Why do you think that privatizing education would make it better? The reason that private schools tend to be better is because they have better students and better teachers. The better teachers are attracted by the better working environments, even though the pay is less, because the students are better. The students come from families that prioritize education. They tend to have better discipline. Systemic and generational poverty is not an issue. In other words, it's easy to think about private education as better because they don't have those pesky government regulations or whatever, and looking at the supply side. But what about the demand side? Conservatives never seem to look at the demand side. What about the effects of going to school not just with better teachers, but with
smarter kids?
(And that's not to say that you have to grow up in a rich or middle income family to be smart, just that the collective advantage is much higher, and that has a large effect on the whole.)
I don't disagree. Not once have I said that the services provided aren't up to par. I'm actually very happy with my children's public education. Extremely, as a matter of fact.
But my children's teachers aren't happy with their livelihood. And I wouldn't be either, were I them.
Anyone want to address that?
I think that there are two social problems that are influencing increasing lack of real wages paid to and respect for teachers. I have no idea how to fix them.

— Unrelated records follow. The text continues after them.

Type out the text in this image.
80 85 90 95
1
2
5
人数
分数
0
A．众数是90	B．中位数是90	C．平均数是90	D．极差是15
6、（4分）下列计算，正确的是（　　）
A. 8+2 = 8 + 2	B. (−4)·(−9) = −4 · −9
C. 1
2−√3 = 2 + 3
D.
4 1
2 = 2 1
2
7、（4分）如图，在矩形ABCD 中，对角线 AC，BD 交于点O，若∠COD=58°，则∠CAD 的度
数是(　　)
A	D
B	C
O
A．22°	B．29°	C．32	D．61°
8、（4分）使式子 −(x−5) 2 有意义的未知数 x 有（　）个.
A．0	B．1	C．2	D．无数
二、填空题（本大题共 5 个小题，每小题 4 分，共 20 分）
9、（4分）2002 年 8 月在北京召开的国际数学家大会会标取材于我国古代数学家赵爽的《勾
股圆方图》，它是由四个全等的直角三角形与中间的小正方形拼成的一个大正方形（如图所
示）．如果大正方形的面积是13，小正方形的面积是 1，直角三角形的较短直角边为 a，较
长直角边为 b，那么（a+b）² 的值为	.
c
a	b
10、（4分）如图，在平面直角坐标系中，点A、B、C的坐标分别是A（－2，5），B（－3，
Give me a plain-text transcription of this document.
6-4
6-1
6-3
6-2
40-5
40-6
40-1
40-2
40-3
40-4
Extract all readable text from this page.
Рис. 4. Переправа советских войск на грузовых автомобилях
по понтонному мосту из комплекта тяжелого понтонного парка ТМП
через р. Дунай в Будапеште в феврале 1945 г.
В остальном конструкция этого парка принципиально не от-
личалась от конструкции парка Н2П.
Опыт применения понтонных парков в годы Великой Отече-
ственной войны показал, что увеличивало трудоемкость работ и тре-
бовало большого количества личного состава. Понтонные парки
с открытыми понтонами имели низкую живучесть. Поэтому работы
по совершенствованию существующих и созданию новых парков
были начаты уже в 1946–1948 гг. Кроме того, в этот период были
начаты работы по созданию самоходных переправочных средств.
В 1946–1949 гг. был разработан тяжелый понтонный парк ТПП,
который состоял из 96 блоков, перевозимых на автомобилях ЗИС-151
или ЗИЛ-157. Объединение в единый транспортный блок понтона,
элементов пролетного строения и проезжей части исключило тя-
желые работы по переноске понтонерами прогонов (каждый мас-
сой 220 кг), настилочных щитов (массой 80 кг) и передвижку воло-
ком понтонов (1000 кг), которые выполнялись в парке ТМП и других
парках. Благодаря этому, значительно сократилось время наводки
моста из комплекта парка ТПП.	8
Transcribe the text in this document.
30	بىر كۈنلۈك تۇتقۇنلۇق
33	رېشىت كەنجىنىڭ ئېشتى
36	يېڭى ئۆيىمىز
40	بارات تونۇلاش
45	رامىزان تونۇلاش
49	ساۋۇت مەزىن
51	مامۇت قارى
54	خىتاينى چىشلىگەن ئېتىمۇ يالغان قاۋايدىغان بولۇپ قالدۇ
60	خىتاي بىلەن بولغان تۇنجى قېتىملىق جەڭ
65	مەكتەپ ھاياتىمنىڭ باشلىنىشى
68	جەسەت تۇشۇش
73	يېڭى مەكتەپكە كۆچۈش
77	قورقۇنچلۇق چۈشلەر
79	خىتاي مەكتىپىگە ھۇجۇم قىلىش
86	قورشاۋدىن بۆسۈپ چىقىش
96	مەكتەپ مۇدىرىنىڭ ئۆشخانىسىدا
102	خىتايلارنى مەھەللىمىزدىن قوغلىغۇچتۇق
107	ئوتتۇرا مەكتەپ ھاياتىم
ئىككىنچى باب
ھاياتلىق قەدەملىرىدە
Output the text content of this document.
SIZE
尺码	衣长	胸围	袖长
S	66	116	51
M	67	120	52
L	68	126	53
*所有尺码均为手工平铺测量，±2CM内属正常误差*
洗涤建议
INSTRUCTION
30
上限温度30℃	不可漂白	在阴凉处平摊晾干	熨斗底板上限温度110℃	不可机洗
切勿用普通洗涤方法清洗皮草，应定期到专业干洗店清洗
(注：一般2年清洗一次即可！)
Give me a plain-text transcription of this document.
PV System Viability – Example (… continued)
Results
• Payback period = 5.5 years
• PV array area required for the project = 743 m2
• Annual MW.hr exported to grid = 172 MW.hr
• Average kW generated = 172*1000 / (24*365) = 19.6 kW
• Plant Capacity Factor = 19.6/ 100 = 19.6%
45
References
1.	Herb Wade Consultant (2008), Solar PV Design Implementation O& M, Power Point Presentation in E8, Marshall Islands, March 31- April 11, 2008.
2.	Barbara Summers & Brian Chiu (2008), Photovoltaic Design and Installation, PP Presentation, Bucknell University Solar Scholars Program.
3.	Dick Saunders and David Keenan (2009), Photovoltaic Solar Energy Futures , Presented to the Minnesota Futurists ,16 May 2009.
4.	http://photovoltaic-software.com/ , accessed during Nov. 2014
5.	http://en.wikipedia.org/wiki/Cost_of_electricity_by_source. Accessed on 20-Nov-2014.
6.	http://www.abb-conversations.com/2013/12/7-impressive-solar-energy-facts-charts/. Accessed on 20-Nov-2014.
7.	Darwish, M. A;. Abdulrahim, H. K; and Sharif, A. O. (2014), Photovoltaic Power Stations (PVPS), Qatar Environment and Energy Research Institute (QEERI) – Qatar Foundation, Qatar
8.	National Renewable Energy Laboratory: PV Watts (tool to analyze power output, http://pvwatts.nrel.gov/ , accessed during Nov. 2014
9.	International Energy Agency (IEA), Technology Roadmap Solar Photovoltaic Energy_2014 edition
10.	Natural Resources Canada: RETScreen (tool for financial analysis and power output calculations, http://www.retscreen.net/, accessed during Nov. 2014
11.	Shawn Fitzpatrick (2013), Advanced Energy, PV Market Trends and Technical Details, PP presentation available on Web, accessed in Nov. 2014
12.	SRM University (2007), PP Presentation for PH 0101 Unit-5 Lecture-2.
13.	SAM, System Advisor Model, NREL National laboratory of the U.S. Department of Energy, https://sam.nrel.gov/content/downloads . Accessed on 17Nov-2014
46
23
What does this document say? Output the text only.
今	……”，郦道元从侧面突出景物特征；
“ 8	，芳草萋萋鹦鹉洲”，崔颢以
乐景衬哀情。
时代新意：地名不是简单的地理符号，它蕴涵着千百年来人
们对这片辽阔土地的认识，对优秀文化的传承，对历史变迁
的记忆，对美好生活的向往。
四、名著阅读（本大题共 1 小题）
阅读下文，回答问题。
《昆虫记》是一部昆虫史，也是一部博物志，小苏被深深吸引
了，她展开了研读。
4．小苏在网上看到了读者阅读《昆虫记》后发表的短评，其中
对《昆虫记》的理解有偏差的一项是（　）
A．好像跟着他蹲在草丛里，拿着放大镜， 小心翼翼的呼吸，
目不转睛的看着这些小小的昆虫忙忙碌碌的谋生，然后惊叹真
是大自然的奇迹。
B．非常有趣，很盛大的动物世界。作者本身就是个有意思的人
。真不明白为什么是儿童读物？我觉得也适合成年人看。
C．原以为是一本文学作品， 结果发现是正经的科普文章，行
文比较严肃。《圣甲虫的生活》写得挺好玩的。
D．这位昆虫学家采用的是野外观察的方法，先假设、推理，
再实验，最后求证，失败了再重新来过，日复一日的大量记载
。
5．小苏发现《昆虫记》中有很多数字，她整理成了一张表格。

One is special-snowflake-itis, or "entitlement syndrome" if you will. Parents these days aren't satisfied at the idea that their kids probably won't ever be CEO's or senators or neurosurgeons or whatever, hence the contempt for "just teachers." If the teachers were really that smart, they'd be running a company, not
teaching children.
The other is the dissolution of the social contract. People have lost their sense of generational interdependency. They may understand it within the limited context of their own families, but fail to make the logical transition to the macro. Hence people with kids in schools want to raise taxes for schools; but people who haven't had kids yet or may never, or whose kids are older than school age, contemptuously sneer.
That's how you get Rick Perry, who went to a public university and benefited from the government subsidization of said public university, saying that universities convey a private benefit. It's this attitude that I benefited, and now I'm done, I don't wanna pay for it anymore. It's selfishness combined with a lack of understanding. Like, there's this "If you
choose to have kids" line that I hear from people on both sides of the aisle. Uh, if people stop having kids, society and the economy will collapse in very short order. These people need more sci-fi in their lives.